3. Trigger level (Level) and trigger polarity (Slope)
Trigger level adjustment is also called synchronization adjustment, which makes the scanning synchronized with the measured signal. The level adjustment knob adjusts the trigger level of the trigger signal. Once the trigger signal exceeds the trigger level set by the knob, the sweep is triggered. Rotate the knob clockwise to increase the trigger level; rotate the knob counterclockwise to decrease the trigger level. When the level knob is adjusted to the level lock position, the trigger level is automatically maintained within the amplitude of the trigger signal, and a stable trigger can be generated without level adjustment. When the signal waveform is complex and the trigger cannot be stabilized with the level knob, use the Hold Off knob to adjust the holdoff time (scan pause time) of the waveform, so that the sweep can be synchronized with the waveform stably.
The polarity switch is used to select the polarity of the trigger signal. When it is set to the "+" position, in the direction of signal increase, when the trigger signal exceeds the trigger level, the trigger will be generated. When it is set to the "-" position, in the direction of signal decrease, when the trigger signal exceeds the trigger level, the trigger will be generated. Trigger polarity and trigger level jointly determine the trigger point of the trigger signal.
There are three scanning modes: automatic (Auto), normal (Norm) and single (Single).
Auto: When there is no trigger signal input, or the frequency of the trigger signal is lower than 50Hz, the sweep is self-excited.
Normal state: When there is no trigger signal input, the scan is in the ready state and there is no scan line. After the trigger signal arrives, the sweep is triggered.
Single: A single button is similar to a reset switch. In the single scan mode, the scan circuit is reset when the single button is pressed, and the Ready light is on at this time. A scan is generated after the trigger signal arrives. After the single scan is over, the ready light goes out. A single scan is used to observe aperiodic signals or single transient signals, and it is often necessary to take a picture of the waveform.

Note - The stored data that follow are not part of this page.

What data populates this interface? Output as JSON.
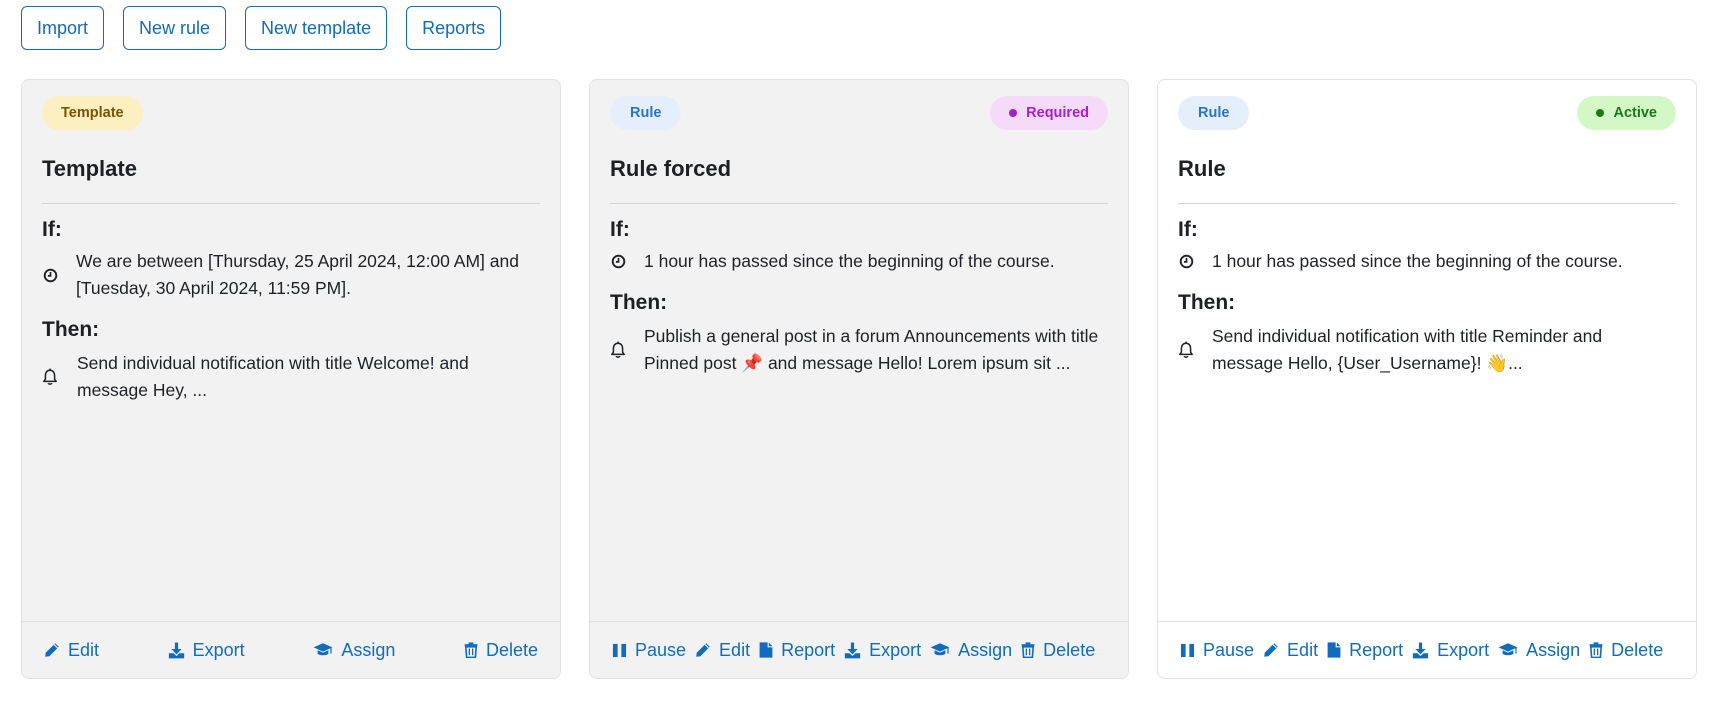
{
  "toolbar": {
    "import_label": "Import",
    "new_rule_label": "New rule",
    "new_template_label": "New template",
    "reports_label": "Reports"
  },
  "colors": {
    "accent": "#0f6cbf",
    "template_badge_bg": "#fcefc0",
    "required_badge_bg": "#f5dbf9",
    "active_badge_bg": "#d3f8c6",
    "rule_badge_bg": "#e5effb"
  },
  "cards": [
    {
      "type_badge": "Template",
      "title": "Template",
      "if_label": "If:",
      "condition": "We are between [Thursday, 25 April 2024, 12:00 AM] and [Tuesday, 30 April 2024, 11:59 PM].",
      "condition_icon": "clock-icon",
      "then_label": "Then:",
      "action": "Send individual notification with title Welcome! and message Hey, ...",
      "action_icon": "bell-icon",
      "footer": {
        "edit": "Edit",
        "export": "Export",
        "assign": "Assign",
        "delete": "Delete"
      }
    },
    {
      "type_badge": "Rule",
      "status_badge": "Required",
      "title": "Rule forced",
      "if_label": "If:",
      "condition": "1 hour has passed since the beginning of the course.",
      "condition_icon": "clock-icon",
      "then_label": "Then:",
      "action": "Publish a general post in a forum Announcements with title Pinned post 📌 and message Hello! Lorem ipsum sit ...",
      "action_icon": "bell-icon",
      "footer": {
        "pause": "Pause",
        "edit": "Edit",
        "report": "Report",
        "export": "Export",
        "assign": "Assign",
        "delete": "Delete"
      }
    },
    {
      "type_badge": "Rule",
      "status_badge": "Active",
      "title": "Rule",
      "if_label": "If:",
      "condition": "1 hour has passed since the beginning of the course.",
      "condition_icon": "clock-icon",
      "then_label": "Then:",
      "action": "Send individual notification with title Reminder and message Hello, {User_Username}! 👋...",
      "action_icon": "bell-icon",
      "footer": {
        "pause": "Pause",
        "edit": "Edit",
        "report": "Report",
        "export": "Export",
        "assign": "Assign",
        "delete": "Delete"
      }
    }
  ]
}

The basic functions and operations of the oscilloscope are briefly introduced above. The oscilloscope also has some more complicated functions, such as delayed sweep, trigger delay, X-Y working mode, etc., which will not be introduced here. Getting started with oscilloscopes is easy, but the real proficiency needs to be mastered in the application. It is worth pointing out that although the oscilloscope has more functions, it is better to use other instruments and meters in many cases. For example, in digital circuit experiments, it is much easier to use a logic pen to determine whether a single pulse with a narrow pulse width occurs; when measuring the pulse width of a single pulse, it is better to use a logic analyzer.